For years—backed by research—we’ve maintained that arts education has the potential to keep kids in school. The arts suggest new ways of viewing the world, new ways of thinking. Arts education teaches how to solve problems for which there is no right or wrong answer. The arts require focus. Discipline. Collaboration. And the arts reward that focus with unique, life-changing experiences. There’s really nothing like art to educate and engage the whole person—mind, body, spirit.
Unfortunately, the young minds most in need of the arts’ transformative power are being educated in the schools least likely to offer arts education. Generally speaking, the poorer the school, the fewer the arts offerings. And in some schools, the arts have been jettisoned completely, or are offered as rewards for doing well—instead of being employed as tools to unleash the creative energy in seemingly-unmotivated students.
Last year, we finally had a chance to put our money where our mouth is, so to speak. Thanks to a one-time allocation of extra funds from the California State Assembly, we created a pilot program called JUMP StArts, designed to touch the lives of kids in danger of entering the dreaded “prison pipeline”—the one that sucks you in while you’re still a minor, and proves far more difficult to get out of than it was to get in. We sent arts programs directly into juvenile justice facilities, through a careful selection of terrific partners who were as excited about the possibilities as we were. Then we crossed our fingers and waited to hear what happened.
The interim reports from our grantees have started to come in. And this is what we’re hearing.
From the arts organizations:
"The students have surprised us by participating in ways we did not expect."
"You could see the change in these boys …they connected with one another, with the art instructors, and with the project - learning howto work together and be respectful of each others' ideas and talents -especially their own."

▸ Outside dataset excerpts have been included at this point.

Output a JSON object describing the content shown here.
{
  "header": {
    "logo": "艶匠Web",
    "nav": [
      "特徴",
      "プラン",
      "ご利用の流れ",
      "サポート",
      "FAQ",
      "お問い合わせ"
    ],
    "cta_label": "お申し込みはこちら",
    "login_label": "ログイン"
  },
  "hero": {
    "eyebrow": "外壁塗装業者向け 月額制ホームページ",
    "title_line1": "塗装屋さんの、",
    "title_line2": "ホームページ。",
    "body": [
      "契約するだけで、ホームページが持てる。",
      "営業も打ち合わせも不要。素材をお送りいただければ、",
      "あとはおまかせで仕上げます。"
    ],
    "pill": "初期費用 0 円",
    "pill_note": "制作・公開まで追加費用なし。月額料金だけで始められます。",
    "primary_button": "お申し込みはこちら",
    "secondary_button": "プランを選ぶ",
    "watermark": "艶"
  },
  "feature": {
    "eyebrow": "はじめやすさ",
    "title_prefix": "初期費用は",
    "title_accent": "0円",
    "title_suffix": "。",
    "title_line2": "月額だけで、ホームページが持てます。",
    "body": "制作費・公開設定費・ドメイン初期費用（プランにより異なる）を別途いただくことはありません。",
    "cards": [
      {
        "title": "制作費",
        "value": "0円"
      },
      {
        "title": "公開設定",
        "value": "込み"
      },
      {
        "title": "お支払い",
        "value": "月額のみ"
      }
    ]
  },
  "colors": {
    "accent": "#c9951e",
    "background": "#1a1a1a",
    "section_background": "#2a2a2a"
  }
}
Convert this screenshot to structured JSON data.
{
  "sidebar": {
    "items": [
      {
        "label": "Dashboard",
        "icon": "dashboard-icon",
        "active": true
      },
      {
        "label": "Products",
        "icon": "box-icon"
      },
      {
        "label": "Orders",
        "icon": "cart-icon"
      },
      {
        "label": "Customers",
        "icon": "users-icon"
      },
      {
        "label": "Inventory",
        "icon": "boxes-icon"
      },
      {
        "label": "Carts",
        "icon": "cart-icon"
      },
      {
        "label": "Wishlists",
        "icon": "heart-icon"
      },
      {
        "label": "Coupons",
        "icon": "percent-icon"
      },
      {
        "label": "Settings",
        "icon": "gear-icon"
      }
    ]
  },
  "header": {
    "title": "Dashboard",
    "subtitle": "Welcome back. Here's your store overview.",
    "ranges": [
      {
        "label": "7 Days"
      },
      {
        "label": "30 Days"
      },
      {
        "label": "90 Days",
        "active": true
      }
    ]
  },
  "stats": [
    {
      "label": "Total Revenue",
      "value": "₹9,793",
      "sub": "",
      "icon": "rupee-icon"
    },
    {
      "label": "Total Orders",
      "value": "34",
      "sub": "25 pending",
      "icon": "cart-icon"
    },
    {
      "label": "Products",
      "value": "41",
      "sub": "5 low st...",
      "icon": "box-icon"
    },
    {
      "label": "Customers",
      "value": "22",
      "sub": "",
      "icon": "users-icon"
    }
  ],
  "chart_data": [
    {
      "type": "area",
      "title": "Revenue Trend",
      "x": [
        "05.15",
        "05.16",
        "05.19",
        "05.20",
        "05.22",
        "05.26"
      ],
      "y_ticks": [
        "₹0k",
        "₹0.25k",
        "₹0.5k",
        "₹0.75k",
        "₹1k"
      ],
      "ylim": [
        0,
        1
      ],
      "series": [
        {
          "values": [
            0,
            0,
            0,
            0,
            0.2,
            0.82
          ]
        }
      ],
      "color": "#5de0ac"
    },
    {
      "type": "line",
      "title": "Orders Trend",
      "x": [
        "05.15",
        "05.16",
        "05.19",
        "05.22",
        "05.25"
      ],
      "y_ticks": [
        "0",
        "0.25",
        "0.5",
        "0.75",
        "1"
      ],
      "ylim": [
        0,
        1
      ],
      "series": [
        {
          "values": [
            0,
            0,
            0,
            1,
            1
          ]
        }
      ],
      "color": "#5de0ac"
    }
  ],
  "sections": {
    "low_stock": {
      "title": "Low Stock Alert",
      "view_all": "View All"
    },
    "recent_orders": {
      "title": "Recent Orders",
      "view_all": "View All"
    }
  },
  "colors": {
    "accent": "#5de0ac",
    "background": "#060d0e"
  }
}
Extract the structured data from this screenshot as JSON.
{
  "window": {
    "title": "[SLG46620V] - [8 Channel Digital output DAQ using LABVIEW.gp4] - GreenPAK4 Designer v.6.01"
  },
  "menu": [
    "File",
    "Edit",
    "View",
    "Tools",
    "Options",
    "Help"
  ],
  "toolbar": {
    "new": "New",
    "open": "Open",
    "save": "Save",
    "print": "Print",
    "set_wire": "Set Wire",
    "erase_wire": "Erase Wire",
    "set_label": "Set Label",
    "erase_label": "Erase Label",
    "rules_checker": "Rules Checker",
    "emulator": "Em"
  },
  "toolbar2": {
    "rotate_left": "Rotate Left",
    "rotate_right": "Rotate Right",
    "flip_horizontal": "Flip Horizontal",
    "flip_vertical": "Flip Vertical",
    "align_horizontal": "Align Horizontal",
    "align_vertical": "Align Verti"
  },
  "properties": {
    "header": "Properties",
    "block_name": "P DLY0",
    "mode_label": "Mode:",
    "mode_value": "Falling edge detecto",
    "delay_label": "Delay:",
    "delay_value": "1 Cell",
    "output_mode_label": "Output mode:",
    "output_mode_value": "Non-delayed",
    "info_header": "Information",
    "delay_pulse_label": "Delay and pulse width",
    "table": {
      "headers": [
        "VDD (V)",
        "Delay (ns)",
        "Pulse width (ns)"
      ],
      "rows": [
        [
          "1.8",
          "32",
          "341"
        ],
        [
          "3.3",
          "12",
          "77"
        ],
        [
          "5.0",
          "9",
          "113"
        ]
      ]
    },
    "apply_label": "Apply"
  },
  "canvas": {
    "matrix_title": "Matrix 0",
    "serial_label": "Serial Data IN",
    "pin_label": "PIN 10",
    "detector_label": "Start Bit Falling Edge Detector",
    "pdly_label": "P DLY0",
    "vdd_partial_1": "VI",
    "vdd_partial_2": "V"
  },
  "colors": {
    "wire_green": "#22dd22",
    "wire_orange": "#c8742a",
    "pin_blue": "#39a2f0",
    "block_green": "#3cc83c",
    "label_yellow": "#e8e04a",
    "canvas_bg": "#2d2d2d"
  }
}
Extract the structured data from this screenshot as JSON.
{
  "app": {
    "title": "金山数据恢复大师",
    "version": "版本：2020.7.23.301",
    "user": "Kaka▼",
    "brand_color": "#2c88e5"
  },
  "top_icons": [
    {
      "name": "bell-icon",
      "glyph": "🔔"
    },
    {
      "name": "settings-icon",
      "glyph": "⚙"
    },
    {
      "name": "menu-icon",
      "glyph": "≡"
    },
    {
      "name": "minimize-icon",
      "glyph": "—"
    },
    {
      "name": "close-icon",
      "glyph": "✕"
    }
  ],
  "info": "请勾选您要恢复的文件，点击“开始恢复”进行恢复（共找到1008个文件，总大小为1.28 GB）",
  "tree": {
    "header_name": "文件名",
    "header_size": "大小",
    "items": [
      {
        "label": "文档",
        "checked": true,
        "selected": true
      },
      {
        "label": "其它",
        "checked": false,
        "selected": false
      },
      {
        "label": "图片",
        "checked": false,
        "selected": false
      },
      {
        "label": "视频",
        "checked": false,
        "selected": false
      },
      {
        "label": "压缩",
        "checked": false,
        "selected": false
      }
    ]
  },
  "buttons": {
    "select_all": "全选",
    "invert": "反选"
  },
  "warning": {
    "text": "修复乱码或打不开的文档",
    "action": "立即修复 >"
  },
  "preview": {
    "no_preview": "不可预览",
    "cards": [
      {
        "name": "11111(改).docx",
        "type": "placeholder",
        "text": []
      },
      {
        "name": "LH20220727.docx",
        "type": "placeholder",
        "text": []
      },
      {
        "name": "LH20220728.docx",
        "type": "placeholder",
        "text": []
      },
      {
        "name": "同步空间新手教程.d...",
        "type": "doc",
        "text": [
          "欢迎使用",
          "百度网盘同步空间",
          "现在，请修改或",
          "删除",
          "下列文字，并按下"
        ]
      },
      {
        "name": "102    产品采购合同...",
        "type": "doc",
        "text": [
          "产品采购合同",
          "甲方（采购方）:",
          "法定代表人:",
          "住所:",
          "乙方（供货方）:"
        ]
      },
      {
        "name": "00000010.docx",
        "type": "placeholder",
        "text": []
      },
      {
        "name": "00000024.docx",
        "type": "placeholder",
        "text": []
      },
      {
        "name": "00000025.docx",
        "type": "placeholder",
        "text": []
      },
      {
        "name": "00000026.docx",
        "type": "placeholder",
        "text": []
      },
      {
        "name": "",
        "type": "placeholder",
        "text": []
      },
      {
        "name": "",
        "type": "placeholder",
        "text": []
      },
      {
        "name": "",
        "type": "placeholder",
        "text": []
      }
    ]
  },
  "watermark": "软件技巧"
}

"It's hard to explain, but it helped me a lot. The words came out [of me] right before I am being released. All the things I wrote have a meaning in my life."
"(It) opens up whatever you have inside and makes you think about your life, and pushes you out of your hole."
"When I first heard about the program, I really wanted to do it, but then in the middle, I got scared. At the end, I'm really really glad I did it."
"This program helped me to express my thoughts in a positive way and not cursing a lot … and I want to say Thank You."
From a Gang Resistance, Intervention and Prevention (G.R.I.P.) Officer:
"Every child involved told me they learned what it meant to be committed to something, to complete a task once it was started and to take pride in your work and accomplishments. This is a life-lesson that will stay with these kids forever."
From classroom teachers:
"I have never seen, in ten years of working with institutional minors, such a change in a short period of time."
"I'm floored to see what some of these girls have inside of them. The creativity was 100% them, and it also taught them discipline. I thought it was great."
And perhaps the most touching—a letter from a participant, sent to one of the arts providers. It said, in part: "Thank you for everything. You helped me realize that I do really love my son."